Os membros do Conselho, segundo Endrica, observaram que os imigrantes reabriam suas escolas em outros locais para tentar driblar as proibições. Japoneses e alemães, aos olhos desses fiscais do governo Vargas, consideravam-se superiores e evitavam se misturar com a população mestiça nacional. “Assim, o racismo parecia pertencer aos imigrantes somente”. Dentre as medidas adotadas nesse contexto de nacionalização, incluiu-se até mesmo a troca de nomes estrangeiros que designavam ruas e logradouros por denominações brasileiras. Além disso, foi criada lei que autorizava a demissão sumária de estrangeiros que fossem considerados uma ameaça à segurança nacional. No lugar deles deveriam ser colocados brasileiros, obrigatoriamente.
Resistência Esse conjunto de ações, destaca Endrica, foi objeto de polêmica. Embora o discurso governamental tenha influenciado diversos grupos sociais, alguns segmentos mostraram-se contrários às formas de discriminação em vigor. Tal posição foi defendida publicamente em algumas ocasiões. Como não poderia deixar de ser, a resistência à perseguição contra os estrangeiros gerou conflitos. Naquele período, ocorreram perseguições e prisões de imigrantes. Em alguns lugares, como em Santa Catarina, a repressão foi particularmente violenta.
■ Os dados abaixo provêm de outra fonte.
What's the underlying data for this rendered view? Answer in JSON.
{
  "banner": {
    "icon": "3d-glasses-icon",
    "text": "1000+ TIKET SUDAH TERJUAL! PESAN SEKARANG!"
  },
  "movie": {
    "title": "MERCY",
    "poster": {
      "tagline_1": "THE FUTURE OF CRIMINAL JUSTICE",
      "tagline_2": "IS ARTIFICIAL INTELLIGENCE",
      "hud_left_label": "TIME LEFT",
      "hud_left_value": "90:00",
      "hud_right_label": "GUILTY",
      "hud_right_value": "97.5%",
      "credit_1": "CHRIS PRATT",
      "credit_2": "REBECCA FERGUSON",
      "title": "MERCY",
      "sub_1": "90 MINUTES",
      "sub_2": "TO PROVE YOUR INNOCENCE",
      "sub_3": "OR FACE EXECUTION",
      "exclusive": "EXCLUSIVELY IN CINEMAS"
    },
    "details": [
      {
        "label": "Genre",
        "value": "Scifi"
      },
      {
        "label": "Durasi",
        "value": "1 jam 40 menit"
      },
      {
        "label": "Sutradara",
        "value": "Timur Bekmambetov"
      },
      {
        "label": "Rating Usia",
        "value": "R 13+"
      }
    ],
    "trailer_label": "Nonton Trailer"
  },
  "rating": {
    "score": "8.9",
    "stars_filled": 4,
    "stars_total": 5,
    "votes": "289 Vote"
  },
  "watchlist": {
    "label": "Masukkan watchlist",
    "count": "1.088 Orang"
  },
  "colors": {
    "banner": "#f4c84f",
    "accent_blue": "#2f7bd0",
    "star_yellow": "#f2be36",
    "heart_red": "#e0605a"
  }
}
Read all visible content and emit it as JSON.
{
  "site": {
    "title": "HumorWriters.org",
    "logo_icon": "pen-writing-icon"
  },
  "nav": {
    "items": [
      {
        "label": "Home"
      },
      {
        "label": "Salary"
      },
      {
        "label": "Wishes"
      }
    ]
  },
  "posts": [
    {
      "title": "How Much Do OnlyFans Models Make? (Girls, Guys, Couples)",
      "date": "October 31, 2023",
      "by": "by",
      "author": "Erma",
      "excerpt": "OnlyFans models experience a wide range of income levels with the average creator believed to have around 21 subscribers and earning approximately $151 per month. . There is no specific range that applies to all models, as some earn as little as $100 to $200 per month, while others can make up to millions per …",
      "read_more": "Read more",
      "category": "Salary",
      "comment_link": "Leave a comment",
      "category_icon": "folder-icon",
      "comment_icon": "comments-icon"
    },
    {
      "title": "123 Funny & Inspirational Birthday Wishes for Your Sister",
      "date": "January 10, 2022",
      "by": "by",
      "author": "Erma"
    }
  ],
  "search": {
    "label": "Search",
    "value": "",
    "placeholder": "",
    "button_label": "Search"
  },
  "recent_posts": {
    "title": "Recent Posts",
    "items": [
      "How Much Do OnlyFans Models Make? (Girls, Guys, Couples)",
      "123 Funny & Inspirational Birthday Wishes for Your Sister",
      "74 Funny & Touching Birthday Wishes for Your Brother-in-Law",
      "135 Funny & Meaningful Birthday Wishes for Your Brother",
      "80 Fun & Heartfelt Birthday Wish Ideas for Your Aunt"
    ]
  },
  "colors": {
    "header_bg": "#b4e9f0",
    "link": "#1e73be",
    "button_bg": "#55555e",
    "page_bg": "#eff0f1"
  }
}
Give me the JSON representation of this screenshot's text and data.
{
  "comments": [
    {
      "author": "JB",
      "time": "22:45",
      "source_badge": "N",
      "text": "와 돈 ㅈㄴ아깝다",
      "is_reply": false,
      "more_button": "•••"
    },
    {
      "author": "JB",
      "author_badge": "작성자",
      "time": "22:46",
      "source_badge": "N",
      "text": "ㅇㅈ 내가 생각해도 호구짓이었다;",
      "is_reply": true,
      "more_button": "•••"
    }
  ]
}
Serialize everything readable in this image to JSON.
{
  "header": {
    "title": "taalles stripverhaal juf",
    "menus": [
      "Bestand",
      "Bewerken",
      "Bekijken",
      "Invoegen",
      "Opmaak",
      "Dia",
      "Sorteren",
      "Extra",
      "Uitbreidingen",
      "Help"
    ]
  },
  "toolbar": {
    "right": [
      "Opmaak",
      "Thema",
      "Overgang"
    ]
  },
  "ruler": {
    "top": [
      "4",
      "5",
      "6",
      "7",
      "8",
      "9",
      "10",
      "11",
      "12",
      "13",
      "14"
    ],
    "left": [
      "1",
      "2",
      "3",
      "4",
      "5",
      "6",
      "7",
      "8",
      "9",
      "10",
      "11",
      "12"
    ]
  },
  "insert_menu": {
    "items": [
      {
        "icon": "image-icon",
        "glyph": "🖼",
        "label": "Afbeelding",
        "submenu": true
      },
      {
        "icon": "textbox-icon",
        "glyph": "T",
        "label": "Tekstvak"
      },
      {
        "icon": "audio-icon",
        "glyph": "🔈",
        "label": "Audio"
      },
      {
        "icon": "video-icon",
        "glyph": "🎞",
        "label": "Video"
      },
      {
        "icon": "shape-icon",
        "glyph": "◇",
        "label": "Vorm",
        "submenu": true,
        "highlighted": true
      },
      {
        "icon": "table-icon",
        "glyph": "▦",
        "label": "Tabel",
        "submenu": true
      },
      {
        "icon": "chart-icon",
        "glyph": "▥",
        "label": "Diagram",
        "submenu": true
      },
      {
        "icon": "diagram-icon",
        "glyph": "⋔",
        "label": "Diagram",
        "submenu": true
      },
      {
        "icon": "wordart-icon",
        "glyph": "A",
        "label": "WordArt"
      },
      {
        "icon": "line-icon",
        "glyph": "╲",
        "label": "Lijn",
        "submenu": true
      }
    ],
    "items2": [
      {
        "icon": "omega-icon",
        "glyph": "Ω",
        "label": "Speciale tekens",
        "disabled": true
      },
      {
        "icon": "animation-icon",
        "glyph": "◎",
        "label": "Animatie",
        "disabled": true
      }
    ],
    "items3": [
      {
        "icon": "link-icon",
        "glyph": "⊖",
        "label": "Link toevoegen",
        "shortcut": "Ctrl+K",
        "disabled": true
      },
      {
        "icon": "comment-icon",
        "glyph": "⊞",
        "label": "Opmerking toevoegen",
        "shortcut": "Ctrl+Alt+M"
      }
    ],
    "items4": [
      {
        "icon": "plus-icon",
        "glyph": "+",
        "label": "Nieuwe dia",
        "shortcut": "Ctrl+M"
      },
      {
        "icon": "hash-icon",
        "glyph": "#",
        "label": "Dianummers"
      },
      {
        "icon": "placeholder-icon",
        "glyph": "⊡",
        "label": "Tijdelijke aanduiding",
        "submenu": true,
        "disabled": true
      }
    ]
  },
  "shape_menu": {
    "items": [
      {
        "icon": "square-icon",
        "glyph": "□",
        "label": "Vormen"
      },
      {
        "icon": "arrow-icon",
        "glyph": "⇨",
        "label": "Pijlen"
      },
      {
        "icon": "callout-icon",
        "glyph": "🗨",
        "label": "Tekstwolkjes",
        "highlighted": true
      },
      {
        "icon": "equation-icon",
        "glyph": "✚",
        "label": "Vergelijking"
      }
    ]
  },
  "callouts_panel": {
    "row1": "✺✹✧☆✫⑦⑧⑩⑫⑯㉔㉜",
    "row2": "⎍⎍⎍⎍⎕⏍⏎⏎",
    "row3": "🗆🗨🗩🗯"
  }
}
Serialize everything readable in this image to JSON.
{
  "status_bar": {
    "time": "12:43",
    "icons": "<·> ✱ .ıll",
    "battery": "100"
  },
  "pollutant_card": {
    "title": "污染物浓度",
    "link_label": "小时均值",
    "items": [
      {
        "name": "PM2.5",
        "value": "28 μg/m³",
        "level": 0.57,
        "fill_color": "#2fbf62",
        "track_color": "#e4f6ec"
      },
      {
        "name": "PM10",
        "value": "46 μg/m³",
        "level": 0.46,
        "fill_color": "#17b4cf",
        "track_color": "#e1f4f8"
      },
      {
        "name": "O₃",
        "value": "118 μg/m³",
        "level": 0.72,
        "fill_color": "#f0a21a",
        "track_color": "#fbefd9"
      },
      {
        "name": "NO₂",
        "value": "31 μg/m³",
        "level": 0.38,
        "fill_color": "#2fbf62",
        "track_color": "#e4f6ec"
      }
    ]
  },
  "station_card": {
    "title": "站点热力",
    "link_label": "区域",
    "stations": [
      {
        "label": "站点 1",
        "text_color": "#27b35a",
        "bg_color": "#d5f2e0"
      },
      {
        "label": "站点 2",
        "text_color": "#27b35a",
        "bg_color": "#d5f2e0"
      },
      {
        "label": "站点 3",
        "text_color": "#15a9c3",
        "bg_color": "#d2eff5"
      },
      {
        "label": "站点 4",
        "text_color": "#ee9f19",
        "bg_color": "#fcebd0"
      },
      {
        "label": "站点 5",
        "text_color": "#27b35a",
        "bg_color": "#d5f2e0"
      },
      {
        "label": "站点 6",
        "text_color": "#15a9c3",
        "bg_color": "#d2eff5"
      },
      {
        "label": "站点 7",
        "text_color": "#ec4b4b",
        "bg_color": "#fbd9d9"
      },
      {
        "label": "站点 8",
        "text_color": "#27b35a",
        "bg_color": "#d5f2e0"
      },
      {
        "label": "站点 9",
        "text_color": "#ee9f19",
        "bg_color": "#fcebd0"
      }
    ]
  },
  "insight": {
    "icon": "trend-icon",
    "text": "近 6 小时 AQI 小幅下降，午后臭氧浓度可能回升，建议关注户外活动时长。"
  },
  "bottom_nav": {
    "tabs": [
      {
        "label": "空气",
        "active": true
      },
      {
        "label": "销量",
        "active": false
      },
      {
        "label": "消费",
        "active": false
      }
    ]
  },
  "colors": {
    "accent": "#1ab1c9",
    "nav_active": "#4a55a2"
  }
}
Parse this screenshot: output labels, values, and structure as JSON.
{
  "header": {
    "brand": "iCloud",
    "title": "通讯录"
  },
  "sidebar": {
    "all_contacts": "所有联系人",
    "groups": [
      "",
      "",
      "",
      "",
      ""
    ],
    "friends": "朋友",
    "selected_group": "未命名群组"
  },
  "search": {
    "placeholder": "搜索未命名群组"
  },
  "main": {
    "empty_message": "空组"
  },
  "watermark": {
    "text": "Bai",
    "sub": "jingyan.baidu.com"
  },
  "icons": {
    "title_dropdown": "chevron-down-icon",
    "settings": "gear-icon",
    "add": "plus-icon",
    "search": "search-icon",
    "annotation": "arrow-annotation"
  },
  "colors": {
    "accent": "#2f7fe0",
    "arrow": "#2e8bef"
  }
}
A autora da tese, que teve o apoio do Centro de Estudos de Migrações Internacionais (Cemi), reafirma que as políticas restritivas adotadas pelo governo Vargas tiveram um caráter anti-semita, mas entende que este não esteve ligado exclusivamente à questão racial.
Na realidade, argumenta Endrica, a preocupação brasileira estava fundada principalmente na possibilidade da chegada ao Brasil de um grande fluxo de refugiados judeus, gerado pela Segunda Guerra. “Penso que uma análise mais apurada desses acontecimentos deixa claro que as questões racistas estiveram no cerne dessas políticas, mas não foram as únicas motivadoras. Dentre os indesejáveis, alguns grupos, como o formado pelos negros, eram mais discriminados que outros, dado que a imigração foi encarada por bom tempo como uma estratégia de miscigenação com vistas ao branqueamento da população local”, analisa.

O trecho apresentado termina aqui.